The proposed changes became final as published Aug. 18, 2006. By the revision, 42 C.F.R. §489.24(f) now states: "(f) Recipient hospital responsibilities. A participating hospital that has specialized capabilities or facilities [including, but not limited to, facilities such as burn units, shock-trauma units, neonatal intensive care units, or (with respect to rural areas) regional referral centers, which, for purposes of this subpart, means hospitals meeting the requirements of referral centers found at § 412.96 of this chapter] may not refuse to accept from a referring hospital within the boundaries of the United States an appropriate transfer of an individual who requires such specialized capabilities or facilities if the receiving hospital has the capacity to treat the individual. This requirement applies to any participating hospital with specialized capabilities, regardless of whether the hospital has a dedicated emergency department." (Emphasis added by Steinberg and Donaldson.) [68 FR 48,143 (2006).]
What does this all mean? Steinberg and Donaldson explain that if a patient at an acute care hospital requires specialized capabilities not then available at the hospital, but that are available at the specialty hospital, then the specialty hospital would have an EMTALA obligation to accept the proposed transfer as long as it has the capability and capacity to treat the patient.
Does that mean specialty hospitals must institute an on-call list and program as per other Medicare-participating hospitals?
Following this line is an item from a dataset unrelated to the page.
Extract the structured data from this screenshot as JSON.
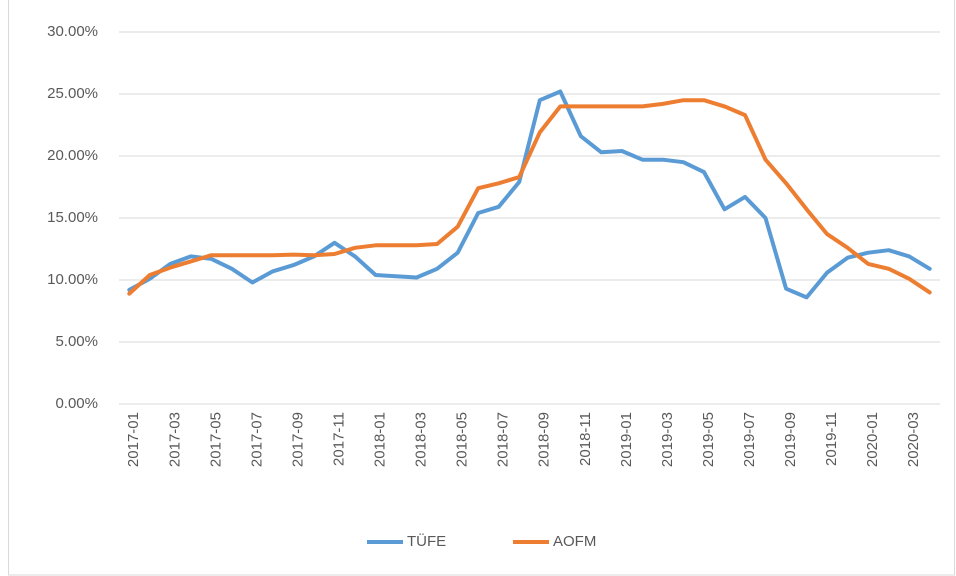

In its comments, CMS said no, but it adds that the specialty hospital must find appropriate ways to meet its Medicare responsibilities [68 FR 48,098 (2006)], according to Steinberg and Donaldson.
Therefore, they conclude, it would appear that physicians who provide their specialty services at specialty hospitals, and no longer at acute care hospitals or on a much more limited basis there, now can find themselves on the receiving end of specialty transfers if the acute care hospital cannot provide that specialty service at the time needed by the patient in an emergency medical condition. There likely will be more to come from this regulatory change, once its full meaning and scope are understood. For patient care purposes, this means that an acute care hospital and its ED that cannot provide specialty services at any given time can look to a specialty hospital for a specialized capabilities transfer.